Four hospitals fail to control spread of superbug

Aging hospital infrastructure and lack of isolation facilities partly to blame – Hiqa report

Four hospitals have breached HSE guidelines around controlling the spread of the CPE superbug, health inspectors have found. Photograph: Dara Mac Dónaill

Four hospitals have breached HSE guidelines around controlling the spread of the CPE superbug, health inspectors have found. Photograph: Dara Mac Dónaill

 

Four hospitals have breached Health Service Executive (HSE) guidelines around controlling the spread of the CPE superbug, health inspectors have found.

Overcrowding, aging hospital infrastructure and a lack of isolation facilities, were recurring challenges in trying to prevent and control the outbreak of Carbapenemase-Producing Enterobacteriales (CPE).

Of the five hospitals inspected, only Louth County Hospital was in compliance with the HSE’s new screening guidelines for controlling the superbug. Screening is required to identify patients with CPE infection and to minimise further transmission to patients.

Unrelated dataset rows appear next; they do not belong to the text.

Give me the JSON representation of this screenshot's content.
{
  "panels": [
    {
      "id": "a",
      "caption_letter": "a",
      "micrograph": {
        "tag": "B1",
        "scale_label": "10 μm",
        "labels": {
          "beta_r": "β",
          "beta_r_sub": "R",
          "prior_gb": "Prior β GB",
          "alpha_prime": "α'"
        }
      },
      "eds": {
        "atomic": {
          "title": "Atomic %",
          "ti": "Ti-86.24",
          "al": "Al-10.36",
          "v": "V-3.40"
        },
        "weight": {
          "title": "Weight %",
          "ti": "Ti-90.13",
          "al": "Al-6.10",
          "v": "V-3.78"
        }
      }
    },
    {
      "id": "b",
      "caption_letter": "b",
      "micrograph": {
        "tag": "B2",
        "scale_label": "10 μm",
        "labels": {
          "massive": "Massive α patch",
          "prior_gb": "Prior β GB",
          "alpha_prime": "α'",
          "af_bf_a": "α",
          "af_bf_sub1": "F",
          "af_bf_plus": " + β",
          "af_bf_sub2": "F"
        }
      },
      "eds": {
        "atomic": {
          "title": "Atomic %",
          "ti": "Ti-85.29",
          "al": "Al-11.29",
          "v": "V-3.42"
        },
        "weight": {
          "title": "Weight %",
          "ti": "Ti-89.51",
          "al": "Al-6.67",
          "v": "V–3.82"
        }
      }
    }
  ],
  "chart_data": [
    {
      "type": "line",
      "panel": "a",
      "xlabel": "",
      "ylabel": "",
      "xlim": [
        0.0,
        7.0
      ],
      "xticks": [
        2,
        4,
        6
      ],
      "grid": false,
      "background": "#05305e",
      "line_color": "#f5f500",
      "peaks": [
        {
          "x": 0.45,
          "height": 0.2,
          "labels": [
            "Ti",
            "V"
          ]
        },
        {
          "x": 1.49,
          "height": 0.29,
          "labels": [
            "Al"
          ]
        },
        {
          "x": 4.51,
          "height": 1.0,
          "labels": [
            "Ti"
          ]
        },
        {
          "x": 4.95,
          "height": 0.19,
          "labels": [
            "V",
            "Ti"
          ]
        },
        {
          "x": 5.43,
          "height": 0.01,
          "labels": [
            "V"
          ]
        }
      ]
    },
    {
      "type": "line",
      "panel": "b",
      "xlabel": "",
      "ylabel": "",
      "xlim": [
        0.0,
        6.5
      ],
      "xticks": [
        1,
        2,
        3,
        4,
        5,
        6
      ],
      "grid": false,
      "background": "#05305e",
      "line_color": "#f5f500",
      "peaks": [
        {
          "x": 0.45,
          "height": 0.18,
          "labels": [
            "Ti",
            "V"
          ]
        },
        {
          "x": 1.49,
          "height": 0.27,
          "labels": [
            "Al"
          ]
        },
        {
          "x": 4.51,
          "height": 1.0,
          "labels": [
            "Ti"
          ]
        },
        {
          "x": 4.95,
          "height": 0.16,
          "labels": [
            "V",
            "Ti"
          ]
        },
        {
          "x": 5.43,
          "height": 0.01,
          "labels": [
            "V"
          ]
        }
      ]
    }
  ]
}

The remaining health centres - Wexford General Hospital, University Hospital Waterford, Beaumont Hospital and the Mater Misericordiae University Hospital - assured Hiqa that risks would be managed.

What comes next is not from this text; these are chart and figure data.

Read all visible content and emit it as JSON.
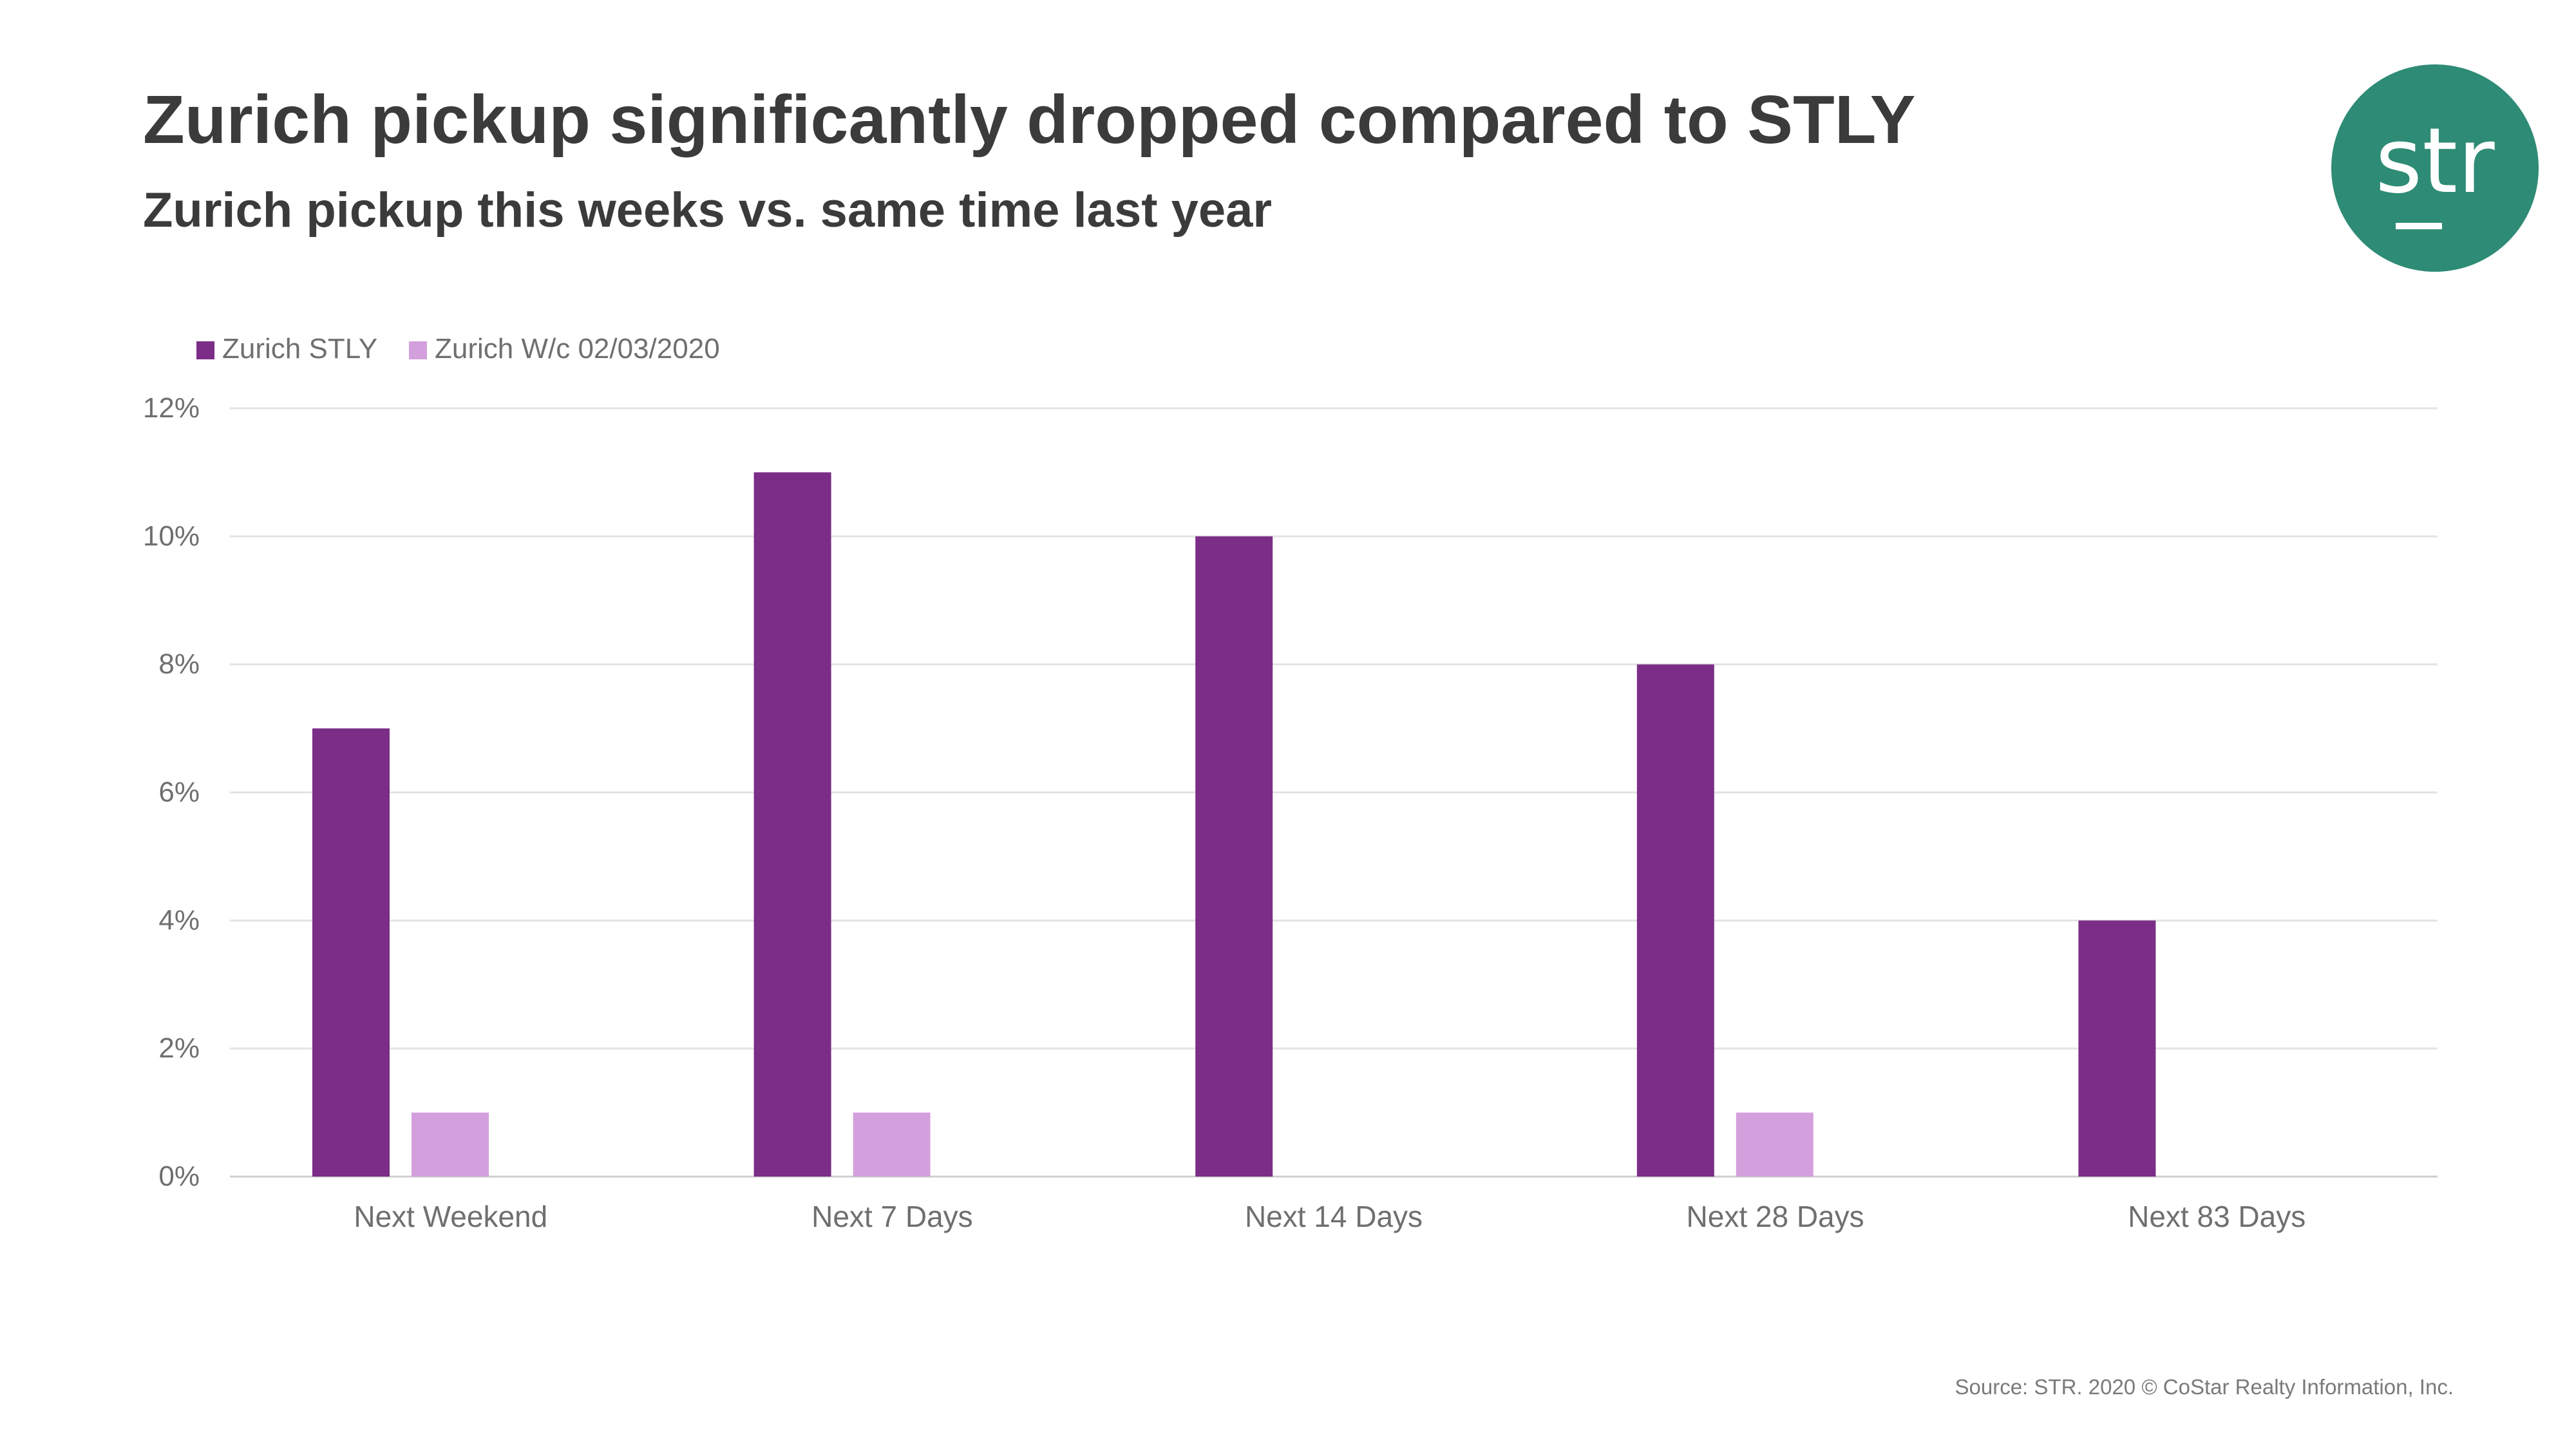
{
  "header": {
    "title": "Zurich pickup significantly dropped compared to STLY",
    "subtitle": "Zurich pickup this weeks vs. same time last year"
  },
  "logo": {
    "text": "str",
    "color": "#2e8b75"
  },
  "footer": {
    "source": "Source: STR. 2020 © CoStar Realty Information, Inc."
  },
  "chart_data": {
    "type": "bar",
    "title": "Zurich pickup significantly dropped compared to STLY",
    "subtitle": "Zurich pickup this weeks vs. same time last year",
    "categories": [
      "Next  Weekend",
      "Next 7 Days",
      "Next 14 Days",
      "Next 28 Days",
      "Next 83 Days"
    ],
    "series": [
      {
        "name": "Zurich STLY",
        "color": "#7b2d87",
        "values": [
          7,
          11,
          10,
          8,
          4
        ]
      },
      {
        "name": "Zurich W/c 02/03/2020",
        "color": "#d3a0dd",
        "values": [
          1,
          1,
          0,
          1,
          0
        ]
      }
    ],
    "ylim": [
      0,
      12
    ],
    "yticks": [
      0,
      2,
      4,
      6,
      8,
      10,
      12
    ],
    "ytick_labels": [
      "0%",
      "2%",
      "4%",
      "6%",
      "8%",
      "10%",
      "12%"
    ],
    "grid": true,
    "legend_position": "top-left",
    "xlabel": "",
    "ylabel": ""
  }
}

The HSE guidelines were published October 2017 in response to the Minister for Health’s declaration of a National Public Health Emergency in relation to a CPE outbreak in Irish hospitals.

CPE is the newest in a long line of superbugs and is currently the most difficult to kill with antibiotics.

The infection resides in the bowel and causes infection in vulnerable people, such as the elderly and those with low immunity systems.

In some outbreaks more than half of patients who developed CPE-based bloodstream infections died as a result of the illness.

Routine screening

During an unannounced visit in January, Hiqa inspectors found Wexford General Hospital was not routinely screening patients who were transferred from nursing homes, which was deemed to be non-compliant and “high risk”.

Inspectors also found issues regarding equipment hygiene oversight, management of clinical waste and variation in hand hygiene.

Similarly, Beaumont Hospital, which had been managing an outbreak of CPE since August 2018, presented a number of screening oversights during a February inspection.

At the Dublin city hospital, residents of long-term care facilities, as well as patients directly transferred from other hospitals and those who had been inpatients in another Irish hospital in the previous year were not routinely screened for the infection.

The report says due to these factors, “it is likely that the true incidence of CPE in the hospital may be underestimated.”

National recommendations

Following the inspection, the hospital’s Chief Executive provided written assurance to Hiqa that screening of patients from long-term care facilities was introduced in March, and gave a commitment to full compliance.

A Hiqa spokesman said: “To concur with HSE national recommendations, each hospital group must identify a group decontamination lead and each hospital should progress the centralisation of decontamination activity.” Furthermore, microbiological testing of environment and equipment needs to be implemented.